Cerca de 40% dos trabalhadores na colheita de cana-de-açúcar em SP são migrantes provisórios

DOS ENVIADOS AO INTERIOR DE SP

H ouve um dia em que Raimundo Francisco foi contar a história da sua vida aos seis companheiros com quem divide uma casa no interior de São Paulo. Nenhum ficou até o fim. "Para não chorar", diz. Todos são do Maranhão. Seis vieram de Codó, um de Timbiras, municípios cujos índices sociais fazem dos bairros pobres de SP o melhor lugar do mundo.
Reginaldo trabalhava na roça própria. Fora da época da colheita, "o pior do dia era chegar em casa e não ter o que comer". No fim do ano, ele reencontrava os amigos que desde abril estavam para os lados do sul colhendo cana. Apareciam com "uma motinho, um som". "Eu queria ter também."
Como os outros maranhenses que se apertam em dois cômodos. O mais novo tem 22 anos. O mais velho, 46. São casados, com quatro filhos na média. Dois são alfabetizados.

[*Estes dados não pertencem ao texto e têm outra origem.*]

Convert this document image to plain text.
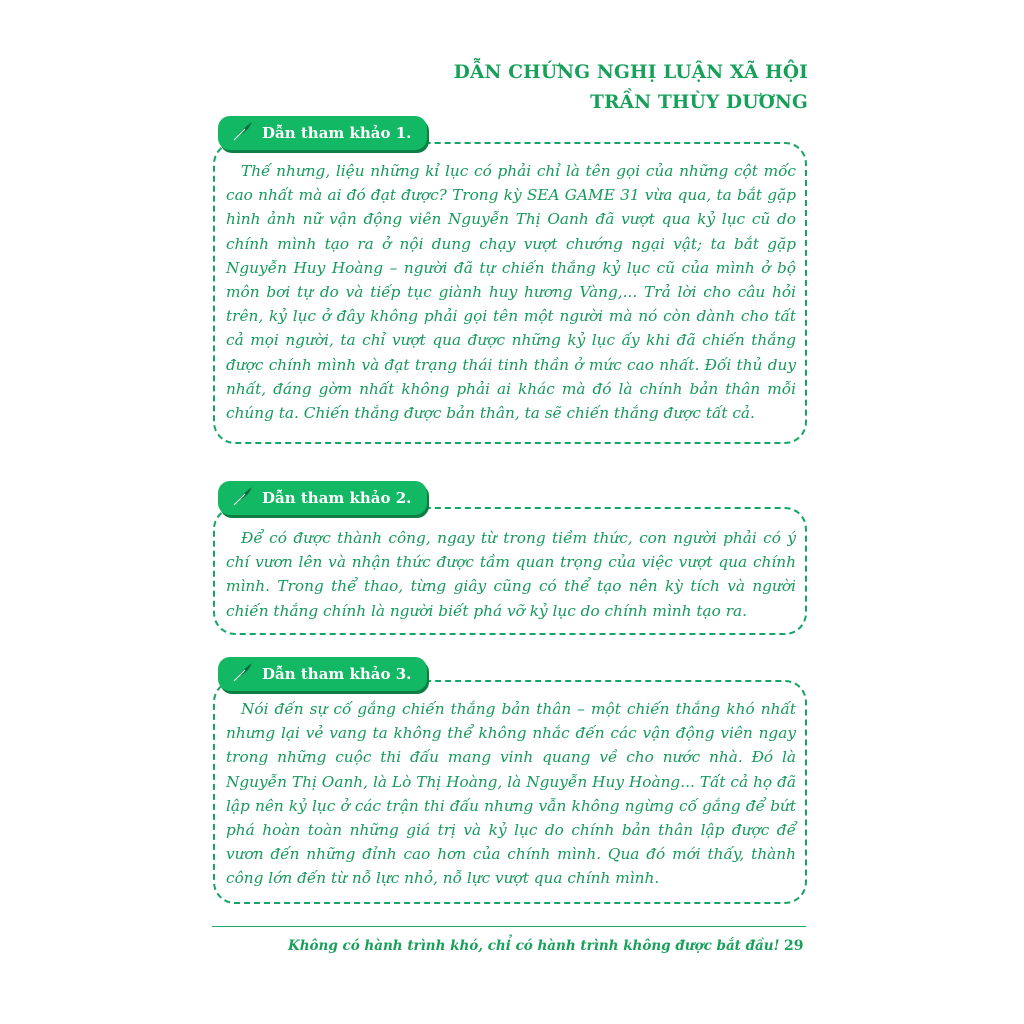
DẪN CHỨNG NGHỊ LUẬN XÃ HỘI
TRẦN THÙY DƯƠNG

Thế nhưng, liệu những kỉ lục có phải chỉ là tên gọi của những cột mốc cao nhất mà ai đó đạt được? Trong kỳ SEA GAME 31 vừa qua, ta bắt gặp hình ảnh nữ vận động viên Nguyễn Thị Oanh đã vượt qua kỷ lục cũ do chính mình tạo ra ở nội dung chạy vượt chướng ngại vật; ta bắt gặp Nguyễn Huy Hoàng – người đã tự chiến thắng kỷ lục cũ của mình ở bộ môn bơi tự do và tiếp tục giành huy hương Vàng,... Trả lời cho câu hỏi trên, kỷ lục ở đây không phải gọi tên một người mà nó còn dành cho tất cả mọi người, ta chỉ vượt qua được những kỷ lục ấy khi đã chiến thắng được chính mình và đạt trạng thái tinh thần ở mức cao nhất. Đối thủ duy nhất, đáng gờm nhất không phải ai khác mà đó là chính bản thân mỗi chúng ta. Chiến thắng được bản thân, ta sẽ chiến thắng được tất cả.

Dẫn tham khảo 1.

Để có được thành công, ngay từ trong tiềm thức, con người phải có ý chí vươn lên và nhận thức được tầm quan trọng của việc vượt qua chính mình. Trong thể thao, từng giây cũng có thể tạo nên kỳ tích và người chiến thắng chính là người biết phá vỡ kỷ lục do chính mình tạo ra.

Dẫn tham khảo 2.

Nói đến sự cố gắng chiến thắng bản thân – một chiến thắng khó nhất nhưng lại vẻ vang ta không thể không nhắc đến các vận động viên ngay trong những cuộc thi đấu mang vinh quang về cho nước nhà. Đó là Nguyễn Thị Oanh, là Lò Thị Hoàng, là Nguyễn Huy Hoàng... Tất cả họ đã lập nên kỷ lục ở các trận thi đấu nhưng vẫn không ngừng cố gắng để bứt phá hoàn toàn những giá trị và kỷ lục do chính bản thân lập được để vươn đến những đỉnh cao hơn của chính mình. Qua đó mới thấy, thành công lớn đến từ nỗ lực nhỏ, nỗ lực vượt qua chính mình.

Dẫn tham khảo 3.
Không có hành trình khó, chỉ có hành trình không được bắt đầu! 29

Dizem ganhar de R$ 700 a R$ 900 mensais brutos, mantêm contratos de safristas com usinas -em novembro rumam para o Maranhão. Sustentam-se longe de suas terras, mandam ajuda e persistem no sonho de não retornar de mãos vazias. Falam dos filhos que não os reconhecem na volta. Dois garotos de Raimundo choraram e fugiram ao vê-lo.
A União da Indústria da Cana-de-Açúcar estima que pelo menos 54 mil cortadores de cana do Estado (40% da mão-de-obra) sejam migrantes provisórios. Deve haver mais, porque muitos já são inscritos com seus endereços paulistas. Milhares desembarcam em ônibus alugados por eles ou por "gatos", os intermediários da contratação para o corte.

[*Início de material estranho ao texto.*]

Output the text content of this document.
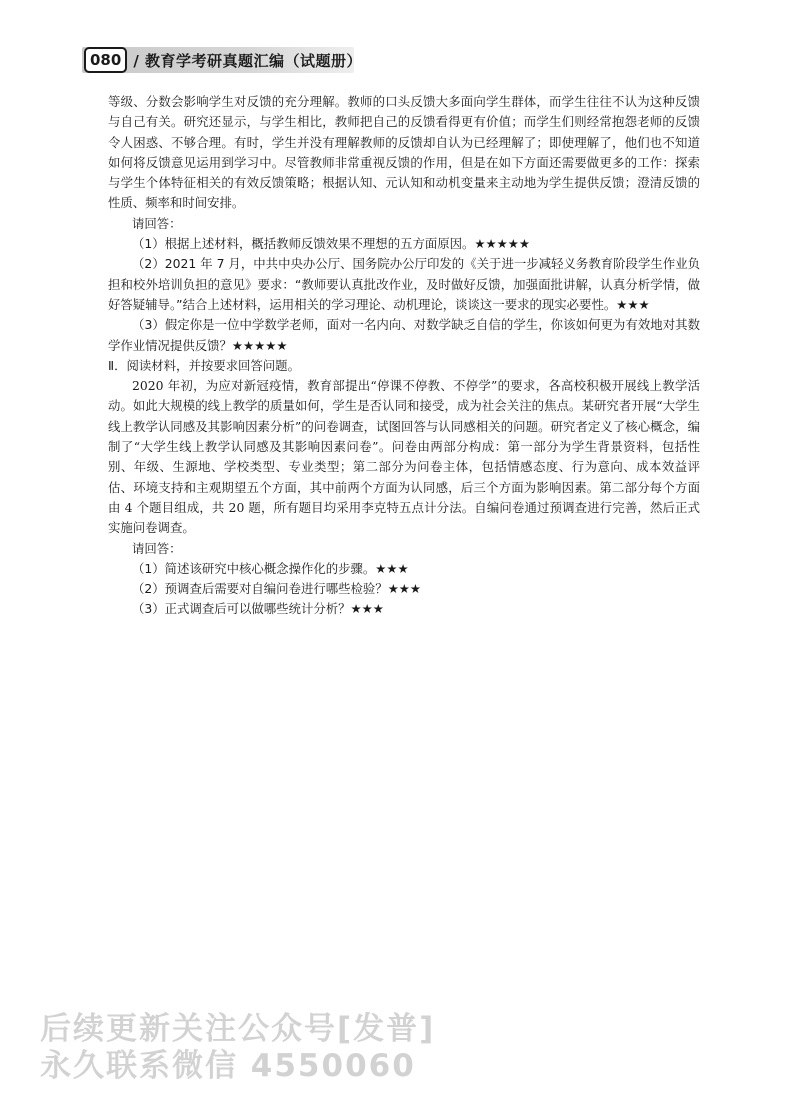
080 / 教育学考研真题汇编（试题册）

等级、分数会影响学生对反馈的充分理解。教师的口头反馈大多面向学生群体，而学生往往不认为这种反馈与自己有关。研究还显示，与学生相比，教师把自己的反馈看得更有价值；而学生们则经常抱怨老师的反馈令人困惑、不够合理。有时，学生并没有理解教师的反馈却自认为已经理解了；即使理解了，他们也不知道如何将反馈意见运用到学习中。尽管教师非常重视反馈的作用，但是在如下方面还需要做更多的工作：探索与学生个体特征相关的有效反馈策略；根据认知、元认知和动机变量来主动地为学生提供反馈；澄清反馈的性质、频率和时间安排。

请回答：

（1）根据上述材料，概括教师反馈效果不理想的五方面原因。★★★★★

（2）2021 年 7 月，中共中央办公厅、国务院办公厅印发的《关于进一步减轻义务教育阶段学生作业负担和校外培训负担的意见》要求：“教师要认真批改作业，及时做好反馈，加强面批讲解，认真分析学情，做好答疑辅导。”结合上述材料，运用相关的学习理论、动机理论，谈谈这一要求的现实必要性。★★★

（3）假定你是一位中学数学老师，面对一名内向、对数学缺乏自信的学生，你该如何更为有效地对其数学作业情况提供反馈？★★★★★

Ⅱ．阅读材料，并按要求回答问题。

2020 年初，为应对新冠疫情，教育部提出“停课不停教、不停学”的要求，各高校积极开展线上教学活动。如此大规模的线上教学的质量如何，学生是否认同和接受，成为社会关注的焦点。某研究者开展“大学生线上教学认同感及其影响因素分析”的问卷调查，试图回答与认同感相关的问题。研究者定义了核心概念，编制了“大学生线上教学认同感及其影响因素问卷”。问卷由两部分构成：第一部分为学生背景资料，包括性别、年级、生源地、学校类型、专业类型；第二部分为问卷主体，包括情感态度、行为意向、成本效益评估、环境支持和主观期望五个方面，其中前两个方面为认同感，后三个方面为影响因素。第二部分每个方面由 4 个题目组成，共 20 题，所有题目均采用李克特五点计分法。自编问卷通过预调查进行完善，然后正式实施问卷调查。

请回答：

（1）简述该研究中核心概念操作化的步骤。★★★

（2）预调查后需要对自编问卷进行哪些检验？★★★

（3）正式调查后可以做哪些统计分析？★★★

后续更新关注公众号[发普]
永久联系微信 4550060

Na leseira da folga semanal, os colegas inventariam estragos. Edizon cortou um dedo amolando o facão. Com dor na coluna, Manoel não comparece à lavoura há dois dias.
Pedem que não se diga em que cidade moram, mas permitem a gravação da entrevista. Sabem de quem arruma outra família, "local". E de conhecidos que voltaram oito meses depois e deram com a mulher recém-barriguda. As moças paulistas da vizinhança não estão nem aí para os cortadores. Amigos lastimam que, no prostíbulo, a rameira menos cotada cobre o equivalente a um dia e meio de salário do trabalhador.